March's nearly comes to an expire, and the coming of April is in sight. It hits me that twenty seventeen runs faster than I expected. If I may thought about another possibilities, it's either the time indeed runs faster or it's me, start doing everything more slowly. I never like to admit that I was wrong *singing* so I choose to believe that it’s the time that runs faster, followed by so many things that happened in the last three months that sometimes I can’t understand of what is going on.
This year was started by my friend’s announcement of her decision to take her love life relationship a step further and higher (into a marriage), and it happened in the very first day of 2017. The fact the she’s marrying our schoolmate in senior high was what surprise me and a lot of my friends too, considering they’ve never seen together or even knowing each other. Still that happens, and in the fate, written.

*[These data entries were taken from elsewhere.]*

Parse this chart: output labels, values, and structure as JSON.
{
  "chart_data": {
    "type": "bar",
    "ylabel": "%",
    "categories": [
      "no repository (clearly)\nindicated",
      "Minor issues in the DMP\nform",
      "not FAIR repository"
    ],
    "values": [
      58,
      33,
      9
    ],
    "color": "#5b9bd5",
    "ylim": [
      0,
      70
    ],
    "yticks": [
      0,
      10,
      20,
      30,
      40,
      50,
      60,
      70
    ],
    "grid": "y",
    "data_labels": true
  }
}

Followed by a little talk with a friend (great friend, because she does) about the present and the future. Well, I have to admit that I’d always love to having conversation with her, precisely listening to her opinions and thoughts, even about the smallest things. What she said was always matter, and she said it in the easiest way for me to understand. That day, she told me about registering for master degree and her future career plan. And I’ve been informed that she’s accepted, in the same day. Her love for movies, is another side of her that I like too since movies was the most likely thing that connecting us. She once told me her overly fond of movies eventually runs her to make sort of documentation about movies she watched recently and share it for others; but not that I noticed. Later on that day I just knew that she’s still keep doing it. Another great thing of her? Consistency. I like the way she’s just knows what to choose in her life, and that’s great. It was a face-to-face convo with her after year(s)—not sure, but it was quite long time we haven’t met—and I can say that it was a literally quality time.

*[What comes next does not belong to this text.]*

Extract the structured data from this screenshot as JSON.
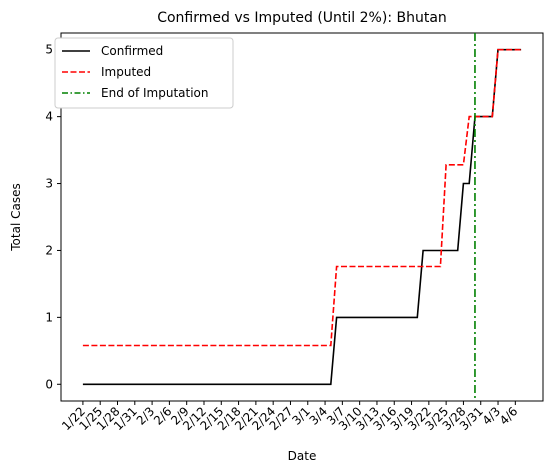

Another wedding of my friends—two of my friends; my friends’ graduation; my mom and my dad’s birthday; the birth of my nieces—one is my cousin’s and one is my sister’s daughter, which makes me officially becoming aunty. I’ve been so excited since she was still inside the tummy that I even have a nickname for her. When she was born, I know everything will never be the same as before but she brings happiness around her. So... if I may not good enough for someone, I hope I can be a good aunt for her.

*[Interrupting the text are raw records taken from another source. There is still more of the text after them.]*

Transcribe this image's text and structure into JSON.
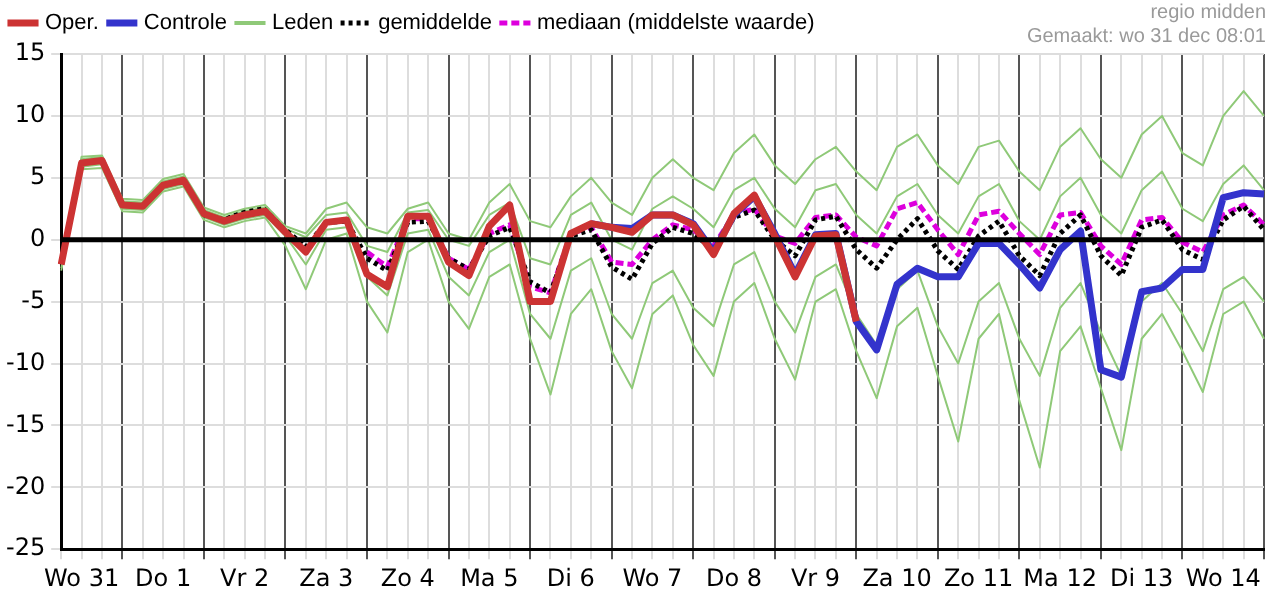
{
  "chart_data": {
    "type": "line",
    "annotations": [
      "regio midden",
      "Gemaakt: wo 31 dec 08:01"
    ],
    "categories": [
      null,
      "Wo 31",
      null,
      null,
      null,
      "Do 1",
      null,
      null,
      null,
      "Vr 2",
      null,
      null,
      null,
      "Za 3",
      null,
      null,
      null,
      "Zo 4",
      null,
      null,
      null,
      "Ma 5",
      null,
      null,
      null,
      "Di 6",
      null,
      null,
      null,
      "Wo 7",
      null,
      null,
      null,
      "Do 8",
      null,
      null,
      null,
      "Vr 9",
      null,
      null,
      null,
      "Za 10",
      null,
      null,
      null,
      "Zo 11",
      null,
      null,
      null,
      "Ma 12",
      null,
      null,
      null,
      "Di 13",
      null,
      null,
      null,
      "Wo 14",
      null,
      null
    ],
    "ylim": [
      -25,
      15
    ],
    "yticks": [
      -25,
      -20,
      -15,
      -10,
      -5,
      0,
      5,
      10,
      15
    ],
    "grid": true,
    "legend": "top",
    "marker": "none",
    "line_style": "solid",
    "ref_lines": [
      {
        "axis": "y",
        "value": 0,
        "color": "#000000"
      }
    ],
    "series": [
      {
        "name": "Oper.",
        "color": "#cc3333",
        "values": [
          -2,
          6.2,
          6.4,
          2.8,
          2.7,
          4.4,
          4.8,
          2.1,
          1.5,
          2.0,
          2.3,
          0.6,
          -1.0,
          1.4,
          1.6,
          -2.8,
          -3.8,
          1.9,
          1.9,
          -1.8,
          -2.9,
          1.1,
          2.8,
          -5,
          -5,
          0.5,
          1.3,
          1.0,
          0.6,
          2.0,
          2.0,
          1.2,
          -1.2,
          2.1,
          3.6,
          0.3,
          -3.0,
          0.3,
          0.4,
          -6.6,
          null,
          null,
          null,
          null,
          null,
          null,
          null,
          null,
          null,
          null,
          null,
          null,
          null,
          null,
          null,
          null,
          null,
          null,
          null,
          null
        ]
      },
      {
        "name": "Controle",
        "color": "#3333cc",
        "values": [
          null,
          null,
          null,
          null,
          null,
          null,
          null,
          null,
          null,
          null,
          null,
          null,
          null,
          null,
          null,
          null,
          null,
          null,
          null,
          null,
          null,
          null,
          null,
          null,
          null,
          null,
          1.3,
          1.0,
          0.9,
          2.0,
          2.0,
          1.3,
          -1.0,
          2.0,
          3.5,
          0.5,
          -2.8,
          0.4,
          0.5,
          -6.6,
          -8.9,
          -3.6,
          -2.3,
          -3.0,
          -3.0,
          -0.3,
          -0.3,
          -2.0,
          -3.9,
          -0.8,
          0.7,
          -10.5,
          -11.1,
          -4.2,
          -3.9,
          -2.4,
          -2.4,
          3.4,
          3.8,
          3.7
        ]
      },
      {
        "name": "Leden",
        "color": "#8fc978",
        "values": [
          -1.5,
          6.7,
          6.8,
          3.3,
          3.2,
          4.9,
          5.3,
          2.6,
          2.0,
          2.5,
          2.8,
          1.1,
          0.5,
          2.5,
          3.0,
          1.0,
          0.5,
          2.5,
          3.0,
          0.5,
          0,
          3.0,
          4.5,
          1.5,
          1.0,
          3.5,
          5.0,
          3.0,
          2.0,
          5.0,
          6.5,
          5.0,
          4.0,
          7.0,
          8.5,
          6.0,
          4.5,
          6.5,
          7.5,
          5.5,
          4.0,
          7.5,
          8.5,
          6.0,
          4.5,
          7.5,
          8.0,
          5.5,
          4.0,
          7.5,
          9.0,
          6.5,
          5.0,
          8.5,
          10.0,
          7.0,
          6.0,
          10.0,
          12.0,
          10.0
        ]
      },
      {
        "name": "gemiddelde",
        "color": "#000000",
        "line_style": "dotted",
        "values": [
          null,
          null,
          null,
          null,
          null,
          null,
          null,
          2.0,
          1.6,
          2.3,
          2.6,
          0.8,
          -0.6,
          1.4,
          1.5,
          -1.5,
          -2.5,
          1.4,
          1.5,
          -1.5,
          -2.4,
          0.3,
          1.0,
          -3.4,
          -4.3,
          0.3,
          0.8,
          -2.2,
          -3.2,
          -0.3,
          1.0,
          0.5,
          -0.8,
          1.8,
          2.4,
          0,
          -1.3,
          1.6,
          1.9,
          -0.8,
          -2.3,
          0,
          1.7,
          -0.9,
          -2.4,
          0.3,
          1.5,
          -1.3,
          -2.9,
          0.5,
          2.0,
          -1.3,
          -2.9,
          1.0,
          1.6,
          -0.8,
          -1.6,
          1.6,
          2.7,
          0.8
        ]
      },
      {
        "name": "mediaan (middelste waarde)",
        "color": "#dd00dd",
        "line_style": "dashed",
        "values": [
          null,
          null,
          null,
          null,
          null,
          null,
          null,
          null,
          null,
          null,
          null,
          null,
          null,
          null,
          null,
          -1.0,
          -2.2,
          1.7,
          1.7,
          -1.5,
          -2.4,
          0.5,
          1.2,
          -3.8,
          -4.3,
          0.5,
          1.0,
          -1.8,
          -2.0,
          0,
          1.2,
          0.8,
          -0.5,
          2.0,
          2.5,
          0.3,
          -0.3,
          1.8,
          2.0,
          0.2,
          -0.5,
          2.5,
          3.0,
          0.8,
          -1.2,
          2.0,
          2.3,
          0.5,
          -1.2,
          2.0,
          2.2,
          -0.5,
          -2.0,
          1.6,
          1.8,
          -0.2,
          -1.0,
          2.0,
          2.8,
          1.2
        ]
      },
      {
        "color": "#8fc978",
        "values": [
          -2.5,
          5.7,
          5.8,
          2.3,
          2.2,
          3.9,
          4.3,
          1.6,
          1.0,
          1.5,
          1.8,
          -0.5,
          -4.0,
          0,
          0.5,
          -5.0,
          -7.5,
          -1.0,
          0,
          -5.0,
          -7.2,
          -3.0,
          -2.0,
          -8.0,
          -12.5,
          -6.0,
          -4.0,
          -9.0,
          -12.0,
          -6.0,
          -4.5,
          -8.5,
          -11.0,
          -5.0,
          -3.5,
          -8.0,
          -11.3,
          -5.0,
          -4.0,
          -9.0,
          -12.8,
          -7.0,
          -5.5,
          -11.0,
          -16.3,
          -8.0,
          -6.0,
          -13.0,
          -18.4,
          -9.0,
          -7.0,
          -12.0,
          -17.0,
          -8.0,
          -6.0,
          -9.0,
          -12.3,
          -6.0,
          -5.0,
          -8.0
        ]
      },
      {
        "color": "#8fc978",
        "values": [
          -1.7,
          6.5,
          6.7,
          3.1,
          3.0,
          4.7,
          5.1,
          2.4,
          1.8,
          2.3,
          2.6,
          0.9,
          0.2,
          2.0,
          2.2,
          -0.5,
          -1.0,
          2.2,
          2.4,
          0,
          -0.5,
          2.0,
          3.0,
          -1.5,
          -2.0,
          2.0,
          3.0,
          0,
          -0.8,
          2.5,
          3.5,
          2.5,
          1.0,
          4.0,
          5.0,
          2.5,
          1.0,
          4.0,
          4.5,
          2.0,
          0.5,
          3.5,
          4.5,
          2.0,
          0.5,
          3.5,
          4.5,
          1.5,
          0,
          3.5,
          5.0,
          2.0,
          0.5,
          4.0,
          5.5,
          2.5,
          1.5,
          4.5,
          6.0,
          4.0
        ]
      },
      {
        "color": "#8fc978",
        "values": [
          -2.3,
          5.9,
          6.1,
          2.5,
          2.4,
          4.1,
          4.5,
          1.8,
          1.2,
          1.7,
          2.0,
          0.3,
          -2.0,
          0.8,
          1.0,
          -3.0,
          -4.5,
          0.5,
          0.8,
          -3.0,
          -4.5,
          -1.0,
          0,
          -6.0,
          -8.0,
          -2.5,
          -1.5,
          -6.0,
          -8.0,
          -3.5,
          -2.5,
          -5.5,
          -7.0,
          -2.0,
          -1.0,
          -5.0,
          -7.5,
          -3.0,
          -2.0,
          -6.0,
          -8.5,
          -4.0,
          -2.5,
          -7.0,
          -10.0,
          -5.0,
          -3.5,
          -8.0,
          -11.0,
          -5.5,
          -3.5,
          -7.5,
          -11.0,
          -5.0,
          -3.5,
          -6.0,
          -9.0,
          -4.0,
          -3.0,
          -5.0
        ]
      }
    ]
  }
}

The last three months was another reminder of how old I am (by age, of course. By soul, I’m forever the kid with less burden in my mind yearning to run aimlessly in a wide yard) already, witnessing my friends getting married one by one, try to build up their little family, expecting a baby, so on and on. Involuntarily, our generation is up a level for becoming parent. And I am, questioning myself if I’m ready for it all someday. Is it a long way to go?
I remember that sometimes I just can’t understand about one thing and another. I’m always be the last to know about something and it exasperated me much. While knowing too much and understanding too little is sucks too, I prefer knowing entirely none at all.